En 2019, le gouvernement fédéral a interdit la captivité des baleines et des dauphins, mais a accordé une dérogation aux animaux de Marineland. Il a également interdit la reproduction, ce qui a contraint Marineland à séparer ses mâles et ses femelles. La loi a également interdit les spectacles.
Décès liés aux changements
Le parc attribue en partie ces décès à ces changements.
L’année dernière, Marineland avait conclu un accord pour vendre toutes ses baleines et tous ses dauphins à Chimelong Ocean Kingdom, un aquarium chinois inscrit au Livre Guinness des records comme le plus grand aquarium du monde.
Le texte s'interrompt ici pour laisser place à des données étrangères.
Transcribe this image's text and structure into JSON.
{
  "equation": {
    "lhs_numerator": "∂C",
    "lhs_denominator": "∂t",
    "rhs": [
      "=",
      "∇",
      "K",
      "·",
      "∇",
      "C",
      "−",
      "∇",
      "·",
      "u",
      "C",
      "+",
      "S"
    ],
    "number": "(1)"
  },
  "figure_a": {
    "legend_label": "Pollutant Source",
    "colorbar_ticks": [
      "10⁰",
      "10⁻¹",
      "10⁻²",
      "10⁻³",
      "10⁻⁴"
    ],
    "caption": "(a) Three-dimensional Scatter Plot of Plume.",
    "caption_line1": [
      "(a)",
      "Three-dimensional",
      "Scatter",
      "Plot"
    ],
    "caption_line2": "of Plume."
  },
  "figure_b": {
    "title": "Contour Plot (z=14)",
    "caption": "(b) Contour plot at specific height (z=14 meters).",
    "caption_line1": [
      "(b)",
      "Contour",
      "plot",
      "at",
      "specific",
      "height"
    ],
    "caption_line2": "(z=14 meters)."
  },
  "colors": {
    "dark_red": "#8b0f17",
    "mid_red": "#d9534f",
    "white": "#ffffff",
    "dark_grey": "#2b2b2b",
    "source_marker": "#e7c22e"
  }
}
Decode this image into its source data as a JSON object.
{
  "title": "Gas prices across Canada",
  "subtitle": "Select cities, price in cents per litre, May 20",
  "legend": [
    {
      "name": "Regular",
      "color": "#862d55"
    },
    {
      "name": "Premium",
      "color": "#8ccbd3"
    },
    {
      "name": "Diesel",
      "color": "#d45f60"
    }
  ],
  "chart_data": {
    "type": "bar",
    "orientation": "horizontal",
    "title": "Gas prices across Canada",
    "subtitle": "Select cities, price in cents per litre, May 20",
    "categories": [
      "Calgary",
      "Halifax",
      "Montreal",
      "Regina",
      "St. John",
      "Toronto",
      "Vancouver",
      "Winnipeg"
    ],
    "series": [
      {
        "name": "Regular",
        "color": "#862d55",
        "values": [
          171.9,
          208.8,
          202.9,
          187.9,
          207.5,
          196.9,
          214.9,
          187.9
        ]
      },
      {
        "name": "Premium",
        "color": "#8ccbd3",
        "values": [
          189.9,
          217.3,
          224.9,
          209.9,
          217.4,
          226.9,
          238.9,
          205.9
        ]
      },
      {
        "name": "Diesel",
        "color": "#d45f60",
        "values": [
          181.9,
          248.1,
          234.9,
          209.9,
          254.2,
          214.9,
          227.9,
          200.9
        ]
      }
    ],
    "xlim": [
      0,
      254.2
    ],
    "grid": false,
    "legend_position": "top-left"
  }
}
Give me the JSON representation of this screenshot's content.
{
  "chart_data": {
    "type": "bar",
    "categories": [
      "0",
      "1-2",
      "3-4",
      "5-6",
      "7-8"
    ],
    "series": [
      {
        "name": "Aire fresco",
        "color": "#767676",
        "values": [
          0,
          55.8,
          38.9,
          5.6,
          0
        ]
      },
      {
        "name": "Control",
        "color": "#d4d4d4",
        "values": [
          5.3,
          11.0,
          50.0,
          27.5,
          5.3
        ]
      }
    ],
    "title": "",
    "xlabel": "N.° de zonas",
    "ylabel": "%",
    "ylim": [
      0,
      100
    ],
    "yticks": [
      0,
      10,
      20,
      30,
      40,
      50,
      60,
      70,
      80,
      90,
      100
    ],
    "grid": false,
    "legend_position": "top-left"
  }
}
C’était le seul endroit au monde que Marineland avait pu trouver qui acceptait de tous les accueillir.
La ministre Thompson a toutefois rejeté cet accord, estimant qu’il n’était pas dans l’intérêt des baleines, car celles-ci seraient soumises à des lois différentes, notamment en matière de reproduction et de numéros de spectacles.
En réponse, Marineland a fait la une de la presse internationale en déclarant qu’il était à court d’argent et qu’il avait besoin d’une injection de fonds fédéraux, faute de quoi il serait contraint d’euthanasier toutes ses baleines.
Cette menace d’euthanasie est restée d’actualité tant que le parc n’avait pas réussi à faire partir les baleines.
Le parc s’est alors tourné vers un consortium d’aquariums américains et espagnols pour obtenir de l’aide. Mme Thompson a finalement approuvé cette décision, bien que les baleines et les dauphins se soient retrouvés dans des lieux où la reproduction et les spectacles étaient autorisés.
La dernière baleine en captivité au Canada, Tofino, a quitté les eaux de Marineland le 31 août.